L'album commence n'importe comment : "The Light That Failed" est une chanson informe, une ébauche guitare acoustique + voix qui ne va nulle part, genre démo abandonnée. Ce n'est pas l'espèce de bruit non identifié qui se promène autour de la stéréo qui la sauve. Suit "An Orchid" qui pourrait être une (plutôt bonne) démo du dernier album de Deerhunter, avec un rythme fifties et un brouillard sonore lo-fi psychédélique. C'est déjà beaucoup mieux. Arrive enfin l'incroyable "Walkabout", enregistrée avec Noah Lennox, alias Panda Bear d'Animal Collective, et ça y est, on tient le morceau catchy, surprenant, magnifique qui dit "cet album compte".
Pourquoi donc le placer en troisième après deux des chansons les plus anecdotiques d'un excellent album ? Parce que le principe qui guide cet album d'Atlas Sound, c'est le "je fais ce que je veux". Bradford Cox n'avait pas de grand concept en tête quand il a enregistré cet album. Il l'a enregistré chez lui et sur la route, dans des bus, dans des loges. Avec des collaborateurs de passage ou tout seul. Contrairement aux albums de Deerhunter, ou au très chargé premier album d'Atlas Sound, n'est qu'une collection de chansons, un total exactement égal à la somme de ses parties.
Chaque chanson vient avec sa petite histoire : "Walkabout", c'était pendant la tournée en première partie d'Animal Collective. Cox avait demandé à Lennox de lui montrer comment sampler. Ensemble ils ont bricolé cette boucle qui rappelle forcément l'excellent album de Panda Bear, . On ne peut pas dire qu'on sente vraiment la patte de Cox qui disparait totalement derrière Lennox, mais ce n'est pas grave : "Walkabout" aurait pu de fondre dans Young Prayer, certes, mais se serait fait remarquer comme l'une des meilleures chansons de l'album.
Pour "Quick Canal", l'histoire c'est que Cox avait concocté cette instru façon Stereolab mais ne parvenait pas à trouver quoi chanter dessus.

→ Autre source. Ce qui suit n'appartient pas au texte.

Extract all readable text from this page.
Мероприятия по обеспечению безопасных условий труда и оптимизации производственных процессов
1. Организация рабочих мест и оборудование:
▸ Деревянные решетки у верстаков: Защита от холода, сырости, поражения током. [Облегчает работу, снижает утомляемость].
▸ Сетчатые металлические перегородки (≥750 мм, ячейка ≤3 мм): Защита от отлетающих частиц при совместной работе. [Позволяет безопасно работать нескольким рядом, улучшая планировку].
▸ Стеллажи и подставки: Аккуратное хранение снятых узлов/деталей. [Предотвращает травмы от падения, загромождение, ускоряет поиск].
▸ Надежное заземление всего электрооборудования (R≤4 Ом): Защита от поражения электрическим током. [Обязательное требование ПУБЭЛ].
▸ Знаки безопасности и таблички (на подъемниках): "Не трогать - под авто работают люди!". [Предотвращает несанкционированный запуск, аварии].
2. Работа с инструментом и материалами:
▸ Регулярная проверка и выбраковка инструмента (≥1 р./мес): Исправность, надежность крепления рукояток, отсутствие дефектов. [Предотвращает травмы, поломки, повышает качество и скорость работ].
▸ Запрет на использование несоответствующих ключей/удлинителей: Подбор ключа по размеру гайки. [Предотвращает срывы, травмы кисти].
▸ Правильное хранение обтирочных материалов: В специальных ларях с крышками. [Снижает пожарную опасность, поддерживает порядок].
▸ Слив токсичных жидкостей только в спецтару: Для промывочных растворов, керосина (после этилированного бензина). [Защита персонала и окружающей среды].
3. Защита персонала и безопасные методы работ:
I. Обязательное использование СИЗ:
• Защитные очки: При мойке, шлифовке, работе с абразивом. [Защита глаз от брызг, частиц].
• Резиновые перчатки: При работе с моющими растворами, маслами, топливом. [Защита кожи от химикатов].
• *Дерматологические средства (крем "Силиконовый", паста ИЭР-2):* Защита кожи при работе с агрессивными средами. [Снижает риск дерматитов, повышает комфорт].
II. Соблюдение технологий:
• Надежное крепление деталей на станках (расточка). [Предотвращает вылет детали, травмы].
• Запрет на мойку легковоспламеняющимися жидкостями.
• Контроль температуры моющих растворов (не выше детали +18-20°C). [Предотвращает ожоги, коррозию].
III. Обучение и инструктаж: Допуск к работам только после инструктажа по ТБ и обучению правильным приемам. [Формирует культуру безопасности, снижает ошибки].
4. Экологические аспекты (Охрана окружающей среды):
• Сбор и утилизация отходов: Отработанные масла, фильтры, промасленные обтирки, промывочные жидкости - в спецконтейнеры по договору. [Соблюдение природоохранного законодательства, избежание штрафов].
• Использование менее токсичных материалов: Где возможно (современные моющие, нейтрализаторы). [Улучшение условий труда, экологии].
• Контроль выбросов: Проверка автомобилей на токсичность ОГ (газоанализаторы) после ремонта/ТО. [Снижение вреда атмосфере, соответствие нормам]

En toute modestie, il l'envoie au groupe et elle revient avec l'envoutante voix de Laetitia Sadier qui en fait la magnifique face B perdue de l'apogée du groupe.
"Sheila" serait une simple chanson à trois accords improvisée lors d'une fête pour impressionner des amis. C'est en effet sûrement la chanson la plus simple de l'album mais aussi l'une des plus émouvantes. Au total l'album compte une quinzaine d'expériences, comme autant d'ébauches d'un artiste qui se cherche et qui, plus souvent qu'à son tour, trouve de petites merveilles.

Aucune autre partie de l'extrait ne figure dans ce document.